引用:毎日
異次元緩和「こんなことなら、始めない方がよかった」 木内登英氏
日銀が「異次元緩和」導入を決めた2013年4月4日の金融政策決定会合で、当時審議委員だった木内登英・野村総研エグゼクティブ・エコノミストは、年2%の物価安定目標の達成期間を「2年程度」とすることにただ一人反対した。
あれから10年がたっても2%目標は達成していない。当時の日銀の判断は正しかったのか、木内氏に聞いた。【聞き手・岡大介、杉山雄飛】
「2年で達成」の落とし穴
――異次元緩和を始めた13年4月の会合での判断を今どう捉えていますか。
◆異次元緩和をやらない方が良かったと思います。13年1月の政府と日銀の共同声明では、2%の物価安定目標は企業や政府も含めみんなで目指す位置づけでした。黒田東彦前総裁のもとで2%目標を2年で達成すると強く打ち出したことで、2%目標が「金融政策のみで達成する短期目標」に意味づけが変わってしまいました。

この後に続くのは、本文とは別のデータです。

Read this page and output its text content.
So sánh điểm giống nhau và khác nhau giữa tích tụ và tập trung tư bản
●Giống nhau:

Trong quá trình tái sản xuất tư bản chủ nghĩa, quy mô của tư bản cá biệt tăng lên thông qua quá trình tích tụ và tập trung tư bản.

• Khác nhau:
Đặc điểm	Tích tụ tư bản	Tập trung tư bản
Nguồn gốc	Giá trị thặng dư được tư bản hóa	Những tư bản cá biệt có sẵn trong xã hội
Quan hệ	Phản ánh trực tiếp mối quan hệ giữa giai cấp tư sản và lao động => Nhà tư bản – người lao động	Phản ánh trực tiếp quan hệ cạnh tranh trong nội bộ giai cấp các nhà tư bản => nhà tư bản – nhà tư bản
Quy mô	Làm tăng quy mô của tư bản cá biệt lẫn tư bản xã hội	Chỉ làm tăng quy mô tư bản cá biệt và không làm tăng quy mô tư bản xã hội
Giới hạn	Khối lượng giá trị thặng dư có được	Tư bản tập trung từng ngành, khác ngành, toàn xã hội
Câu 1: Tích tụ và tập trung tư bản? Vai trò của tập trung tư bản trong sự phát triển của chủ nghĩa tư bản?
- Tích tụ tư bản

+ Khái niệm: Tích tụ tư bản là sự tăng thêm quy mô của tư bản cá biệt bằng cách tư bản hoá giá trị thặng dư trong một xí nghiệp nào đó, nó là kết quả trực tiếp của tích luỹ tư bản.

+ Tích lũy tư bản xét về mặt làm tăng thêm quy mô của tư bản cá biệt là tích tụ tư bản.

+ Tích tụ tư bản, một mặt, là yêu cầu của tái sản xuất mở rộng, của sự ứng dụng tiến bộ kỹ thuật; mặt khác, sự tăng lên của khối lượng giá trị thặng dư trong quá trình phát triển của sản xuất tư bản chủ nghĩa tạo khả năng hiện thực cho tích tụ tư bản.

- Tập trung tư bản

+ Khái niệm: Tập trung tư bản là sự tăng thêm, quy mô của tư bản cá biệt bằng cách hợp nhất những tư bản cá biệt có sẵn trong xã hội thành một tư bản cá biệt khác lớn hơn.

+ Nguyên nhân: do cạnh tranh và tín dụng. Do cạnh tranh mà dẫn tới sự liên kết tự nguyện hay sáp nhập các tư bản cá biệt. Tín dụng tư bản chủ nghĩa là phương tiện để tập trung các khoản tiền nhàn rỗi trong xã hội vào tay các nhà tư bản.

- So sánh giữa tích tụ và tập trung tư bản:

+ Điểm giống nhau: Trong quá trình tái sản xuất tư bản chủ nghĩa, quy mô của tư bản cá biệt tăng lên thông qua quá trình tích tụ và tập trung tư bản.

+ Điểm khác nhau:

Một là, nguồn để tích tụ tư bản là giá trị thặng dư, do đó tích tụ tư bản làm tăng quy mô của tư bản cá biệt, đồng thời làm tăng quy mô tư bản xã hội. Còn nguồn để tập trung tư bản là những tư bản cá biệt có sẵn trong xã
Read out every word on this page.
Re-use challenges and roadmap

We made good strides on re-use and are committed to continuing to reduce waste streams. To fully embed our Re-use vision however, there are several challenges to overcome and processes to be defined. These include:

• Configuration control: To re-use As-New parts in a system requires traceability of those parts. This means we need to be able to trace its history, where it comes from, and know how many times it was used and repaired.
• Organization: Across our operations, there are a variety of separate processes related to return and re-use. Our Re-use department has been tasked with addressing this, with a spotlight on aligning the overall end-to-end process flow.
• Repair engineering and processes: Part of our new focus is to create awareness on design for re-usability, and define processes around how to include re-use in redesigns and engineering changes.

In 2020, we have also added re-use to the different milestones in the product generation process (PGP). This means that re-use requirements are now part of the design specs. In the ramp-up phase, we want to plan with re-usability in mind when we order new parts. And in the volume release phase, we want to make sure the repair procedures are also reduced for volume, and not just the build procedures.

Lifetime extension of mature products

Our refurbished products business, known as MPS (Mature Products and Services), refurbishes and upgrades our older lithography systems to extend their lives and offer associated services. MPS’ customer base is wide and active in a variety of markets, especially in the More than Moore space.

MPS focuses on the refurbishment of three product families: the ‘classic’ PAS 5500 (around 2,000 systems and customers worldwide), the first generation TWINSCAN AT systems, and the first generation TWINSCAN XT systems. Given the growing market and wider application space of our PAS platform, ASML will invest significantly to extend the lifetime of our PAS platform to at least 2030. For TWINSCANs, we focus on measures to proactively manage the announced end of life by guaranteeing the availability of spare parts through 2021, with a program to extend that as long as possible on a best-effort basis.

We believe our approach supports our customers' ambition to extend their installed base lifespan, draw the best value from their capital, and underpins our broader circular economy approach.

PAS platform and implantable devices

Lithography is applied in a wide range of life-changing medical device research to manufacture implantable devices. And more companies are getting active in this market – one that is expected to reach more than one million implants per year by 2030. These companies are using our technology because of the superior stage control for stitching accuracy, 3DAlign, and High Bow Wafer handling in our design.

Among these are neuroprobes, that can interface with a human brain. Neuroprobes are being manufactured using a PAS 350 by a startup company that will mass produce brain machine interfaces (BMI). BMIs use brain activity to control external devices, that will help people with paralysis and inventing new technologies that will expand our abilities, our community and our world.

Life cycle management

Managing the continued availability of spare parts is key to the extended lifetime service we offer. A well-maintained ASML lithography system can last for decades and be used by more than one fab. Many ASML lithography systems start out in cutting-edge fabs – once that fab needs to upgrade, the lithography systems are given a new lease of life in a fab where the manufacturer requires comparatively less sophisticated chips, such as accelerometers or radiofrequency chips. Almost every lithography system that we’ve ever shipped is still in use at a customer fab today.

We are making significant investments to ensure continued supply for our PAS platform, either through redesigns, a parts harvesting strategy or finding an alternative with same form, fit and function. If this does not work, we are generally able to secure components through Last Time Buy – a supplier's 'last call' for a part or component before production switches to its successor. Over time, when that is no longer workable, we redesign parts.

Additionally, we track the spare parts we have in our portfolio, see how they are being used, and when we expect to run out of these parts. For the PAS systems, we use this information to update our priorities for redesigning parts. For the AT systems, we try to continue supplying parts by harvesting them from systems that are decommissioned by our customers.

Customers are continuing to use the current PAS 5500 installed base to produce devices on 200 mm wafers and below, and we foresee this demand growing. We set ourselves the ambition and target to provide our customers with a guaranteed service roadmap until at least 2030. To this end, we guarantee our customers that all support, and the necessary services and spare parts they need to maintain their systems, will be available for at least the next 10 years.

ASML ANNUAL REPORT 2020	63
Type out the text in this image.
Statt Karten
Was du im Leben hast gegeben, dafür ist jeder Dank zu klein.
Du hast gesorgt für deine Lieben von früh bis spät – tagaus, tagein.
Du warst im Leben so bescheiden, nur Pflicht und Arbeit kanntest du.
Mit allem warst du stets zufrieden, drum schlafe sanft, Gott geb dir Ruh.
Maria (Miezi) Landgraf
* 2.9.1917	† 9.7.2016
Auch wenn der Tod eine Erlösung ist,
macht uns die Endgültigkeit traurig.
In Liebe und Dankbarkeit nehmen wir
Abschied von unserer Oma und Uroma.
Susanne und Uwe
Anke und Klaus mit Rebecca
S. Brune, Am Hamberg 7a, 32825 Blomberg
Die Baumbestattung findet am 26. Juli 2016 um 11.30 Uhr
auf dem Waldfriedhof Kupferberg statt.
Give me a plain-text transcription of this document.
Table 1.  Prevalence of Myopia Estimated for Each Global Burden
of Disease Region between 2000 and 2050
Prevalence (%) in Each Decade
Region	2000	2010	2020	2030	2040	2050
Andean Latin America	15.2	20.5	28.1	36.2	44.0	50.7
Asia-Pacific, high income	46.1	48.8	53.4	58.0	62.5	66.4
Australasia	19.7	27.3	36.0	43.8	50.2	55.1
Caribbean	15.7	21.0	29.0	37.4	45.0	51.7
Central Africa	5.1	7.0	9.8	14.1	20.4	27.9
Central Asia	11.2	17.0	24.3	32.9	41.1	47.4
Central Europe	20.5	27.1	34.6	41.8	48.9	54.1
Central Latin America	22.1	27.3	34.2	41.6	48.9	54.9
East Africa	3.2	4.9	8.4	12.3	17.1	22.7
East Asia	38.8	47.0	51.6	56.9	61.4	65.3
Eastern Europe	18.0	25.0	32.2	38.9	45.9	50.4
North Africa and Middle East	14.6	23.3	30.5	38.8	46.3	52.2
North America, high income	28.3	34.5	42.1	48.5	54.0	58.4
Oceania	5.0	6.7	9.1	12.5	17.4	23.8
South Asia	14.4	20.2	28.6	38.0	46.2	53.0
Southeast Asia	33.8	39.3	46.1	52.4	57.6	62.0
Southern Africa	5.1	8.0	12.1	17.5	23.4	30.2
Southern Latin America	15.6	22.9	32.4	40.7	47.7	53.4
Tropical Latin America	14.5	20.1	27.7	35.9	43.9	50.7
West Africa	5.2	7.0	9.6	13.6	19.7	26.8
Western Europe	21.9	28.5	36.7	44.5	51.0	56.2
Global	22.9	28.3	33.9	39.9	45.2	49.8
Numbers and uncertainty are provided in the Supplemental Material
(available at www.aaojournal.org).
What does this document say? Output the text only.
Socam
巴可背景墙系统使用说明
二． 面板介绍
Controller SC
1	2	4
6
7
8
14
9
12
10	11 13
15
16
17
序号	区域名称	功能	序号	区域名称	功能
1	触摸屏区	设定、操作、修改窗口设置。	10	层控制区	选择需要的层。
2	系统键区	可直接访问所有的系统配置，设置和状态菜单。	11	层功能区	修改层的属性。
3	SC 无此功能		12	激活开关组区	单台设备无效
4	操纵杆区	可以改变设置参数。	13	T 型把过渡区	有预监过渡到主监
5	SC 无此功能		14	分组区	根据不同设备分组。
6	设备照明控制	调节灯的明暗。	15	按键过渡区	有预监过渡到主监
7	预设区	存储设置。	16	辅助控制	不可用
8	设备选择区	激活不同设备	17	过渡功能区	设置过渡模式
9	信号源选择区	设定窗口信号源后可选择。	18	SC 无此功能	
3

私は目標達成の期限を2年と示すことには反対しましたが、結果として2%を達成したかどうか判断してからでないと政策を動かせない硬直的な状態に陥り、効果があるか分からないまま10年続いてしまいました。
短期的に試す価値はあった
――13年4月の会合では異次元緩和の集中期間として2年で区切ることを提案しました。